Olatunji noted that this decision was made unilaterally without sufficient consultation with relevant stakeholders. He explained that various factors govern royalty rates and pointed out that operators were already struggling with high costs due to prevailing economic challenges, which could drive many out of business.  He suggested that the government should strengthen the Mines Inspectorate Division with more qualified personnel, provide them with mobility and running costs, and allow them to perform their duties effectively. 

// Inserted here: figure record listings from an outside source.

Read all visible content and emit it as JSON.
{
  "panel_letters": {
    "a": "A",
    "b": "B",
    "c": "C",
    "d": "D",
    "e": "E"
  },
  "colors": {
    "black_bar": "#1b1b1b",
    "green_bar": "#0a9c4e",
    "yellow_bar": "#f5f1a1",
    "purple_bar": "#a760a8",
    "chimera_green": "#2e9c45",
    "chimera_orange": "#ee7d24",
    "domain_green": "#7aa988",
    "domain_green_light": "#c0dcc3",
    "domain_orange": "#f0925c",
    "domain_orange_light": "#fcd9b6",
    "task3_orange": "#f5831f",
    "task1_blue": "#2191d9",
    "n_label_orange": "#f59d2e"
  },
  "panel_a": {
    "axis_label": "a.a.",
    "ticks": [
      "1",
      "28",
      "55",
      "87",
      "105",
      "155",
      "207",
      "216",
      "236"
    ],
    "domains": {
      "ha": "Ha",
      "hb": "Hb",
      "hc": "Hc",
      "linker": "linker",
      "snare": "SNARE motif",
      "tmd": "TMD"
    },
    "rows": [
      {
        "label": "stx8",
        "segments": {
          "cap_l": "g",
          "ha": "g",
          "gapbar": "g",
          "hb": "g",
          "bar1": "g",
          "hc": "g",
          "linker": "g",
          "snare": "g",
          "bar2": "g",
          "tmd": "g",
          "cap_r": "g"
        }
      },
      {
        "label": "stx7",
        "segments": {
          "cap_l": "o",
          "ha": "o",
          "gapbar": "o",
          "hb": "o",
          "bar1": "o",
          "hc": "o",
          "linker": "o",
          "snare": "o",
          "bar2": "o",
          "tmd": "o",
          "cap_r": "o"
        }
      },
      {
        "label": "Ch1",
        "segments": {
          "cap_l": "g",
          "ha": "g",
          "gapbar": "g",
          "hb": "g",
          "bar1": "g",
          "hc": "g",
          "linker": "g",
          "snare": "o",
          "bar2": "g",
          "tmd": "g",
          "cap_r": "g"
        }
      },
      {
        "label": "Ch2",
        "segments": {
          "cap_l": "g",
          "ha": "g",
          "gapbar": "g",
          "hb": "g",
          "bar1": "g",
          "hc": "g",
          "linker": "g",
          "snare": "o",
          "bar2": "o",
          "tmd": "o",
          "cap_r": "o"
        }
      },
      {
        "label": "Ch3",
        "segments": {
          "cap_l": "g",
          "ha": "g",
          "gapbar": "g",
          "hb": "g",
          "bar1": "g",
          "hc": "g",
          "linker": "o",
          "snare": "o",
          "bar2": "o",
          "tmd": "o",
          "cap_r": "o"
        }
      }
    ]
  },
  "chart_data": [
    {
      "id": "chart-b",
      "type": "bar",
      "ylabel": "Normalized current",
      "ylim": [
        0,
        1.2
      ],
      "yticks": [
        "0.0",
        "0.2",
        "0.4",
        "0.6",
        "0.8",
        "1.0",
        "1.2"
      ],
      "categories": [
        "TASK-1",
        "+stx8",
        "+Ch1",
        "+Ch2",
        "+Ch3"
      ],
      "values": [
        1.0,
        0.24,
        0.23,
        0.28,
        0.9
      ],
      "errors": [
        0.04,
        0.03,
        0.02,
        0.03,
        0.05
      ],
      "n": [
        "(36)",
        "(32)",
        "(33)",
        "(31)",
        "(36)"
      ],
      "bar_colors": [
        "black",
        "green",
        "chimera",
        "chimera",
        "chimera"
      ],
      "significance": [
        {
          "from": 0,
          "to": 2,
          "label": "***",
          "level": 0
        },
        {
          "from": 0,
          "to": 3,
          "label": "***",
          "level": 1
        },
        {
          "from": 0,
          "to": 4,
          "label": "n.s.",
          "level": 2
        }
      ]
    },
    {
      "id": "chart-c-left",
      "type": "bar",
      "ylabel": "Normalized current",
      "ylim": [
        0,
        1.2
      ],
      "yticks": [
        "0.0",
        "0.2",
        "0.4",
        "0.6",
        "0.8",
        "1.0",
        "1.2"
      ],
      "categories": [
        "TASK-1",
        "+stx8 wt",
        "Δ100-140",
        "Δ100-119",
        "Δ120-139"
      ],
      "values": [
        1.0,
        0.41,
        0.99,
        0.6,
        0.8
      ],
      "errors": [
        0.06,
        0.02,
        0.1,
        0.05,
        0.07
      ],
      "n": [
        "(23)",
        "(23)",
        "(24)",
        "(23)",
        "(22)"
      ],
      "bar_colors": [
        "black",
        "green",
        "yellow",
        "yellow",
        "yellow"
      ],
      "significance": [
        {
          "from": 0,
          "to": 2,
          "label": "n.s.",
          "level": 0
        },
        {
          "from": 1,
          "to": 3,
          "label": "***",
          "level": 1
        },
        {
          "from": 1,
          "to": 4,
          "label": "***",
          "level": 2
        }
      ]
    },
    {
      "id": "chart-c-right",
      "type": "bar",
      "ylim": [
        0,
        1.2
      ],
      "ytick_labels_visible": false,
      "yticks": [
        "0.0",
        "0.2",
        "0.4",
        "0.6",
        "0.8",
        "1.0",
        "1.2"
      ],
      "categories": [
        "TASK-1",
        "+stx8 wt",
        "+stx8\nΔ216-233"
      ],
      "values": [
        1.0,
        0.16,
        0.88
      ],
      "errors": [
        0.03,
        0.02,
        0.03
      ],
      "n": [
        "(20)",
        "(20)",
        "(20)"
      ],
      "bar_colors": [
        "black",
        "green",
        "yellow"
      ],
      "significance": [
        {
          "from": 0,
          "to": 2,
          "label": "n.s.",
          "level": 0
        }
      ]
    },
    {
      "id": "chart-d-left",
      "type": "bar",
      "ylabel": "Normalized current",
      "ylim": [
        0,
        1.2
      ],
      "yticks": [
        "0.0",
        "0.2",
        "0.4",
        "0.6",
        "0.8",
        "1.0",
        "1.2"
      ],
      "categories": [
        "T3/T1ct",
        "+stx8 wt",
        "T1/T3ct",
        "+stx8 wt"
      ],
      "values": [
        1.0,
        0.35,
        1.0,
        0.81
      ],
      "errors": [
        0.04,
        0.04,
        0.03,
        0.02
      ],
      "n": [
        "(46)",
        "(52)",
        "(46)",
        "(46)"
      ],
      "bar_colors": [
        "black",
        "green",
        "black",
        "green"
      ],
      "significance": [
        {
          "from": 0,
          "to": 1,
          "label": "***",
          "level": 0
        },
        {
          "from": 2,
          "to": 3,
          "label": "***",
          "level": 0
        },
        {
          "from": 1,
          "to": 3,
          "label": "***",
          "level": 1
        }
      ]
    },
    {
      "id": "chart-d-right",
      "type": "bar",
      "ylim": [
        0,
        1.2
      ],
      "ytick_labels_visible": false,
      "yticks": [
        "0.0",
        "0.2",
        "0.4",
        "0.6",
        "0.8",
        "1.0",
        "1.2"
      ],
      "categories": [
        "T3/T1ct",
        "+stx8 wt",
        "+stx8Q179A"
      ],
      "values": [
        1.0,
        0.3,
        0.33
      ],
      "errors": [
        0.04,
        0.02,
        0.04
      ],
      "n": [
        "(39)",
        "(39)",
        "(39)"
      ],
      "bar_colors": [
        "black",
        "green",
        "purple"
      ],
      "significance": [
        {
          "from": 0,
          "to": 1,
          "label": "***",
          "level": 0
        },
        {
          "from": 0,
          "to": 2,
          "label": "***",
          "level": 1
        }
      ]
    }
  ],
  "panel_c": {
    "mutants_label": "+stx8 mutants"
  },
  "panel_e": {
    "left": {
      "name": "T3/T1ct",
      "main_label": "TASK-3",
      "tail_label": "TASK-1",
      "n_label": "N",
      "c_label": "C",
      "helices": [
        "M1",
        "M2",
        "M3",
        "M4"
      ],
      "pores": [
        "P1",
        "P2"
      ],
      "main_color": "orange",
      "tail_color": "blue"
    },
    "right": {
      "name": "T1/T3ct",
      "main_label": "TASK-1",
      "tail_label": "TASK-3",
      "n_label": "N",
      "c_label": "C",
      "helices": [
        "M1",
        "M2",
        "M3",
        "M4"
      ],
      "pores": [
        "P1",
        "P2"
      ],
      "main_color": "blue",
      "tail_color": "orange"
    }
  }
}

Also, not long after the FG announced the mining license rates review stakeholders in the sector called for the payment of ten percent benefits to host communities as part of measures to build a peaceful environment for coexistence between miners and indigenes. This is just as they proposed a ten-year renewable mining lease instead of the twenty-five years as captured in Section 66 of the Solid Minerals Mining Act 2007. The call was part of the demands tabled for deliberations at a public hearing organized by the House of Representatives Committee on Solid Minerals.

The Federal Government’s decision to review mining license rates comes as part of a broader strategy to revitalize the mining sector, diversify the economy, and increase non-oil revenue streams. Historically, Nigeria’s mining industry has been underutilized, contributing a mere fraction to the national GDP. The government believes that updating the licensing rates is a crucial step towards attracting serious investors, ensuring sustainable development, and generating higher revenue.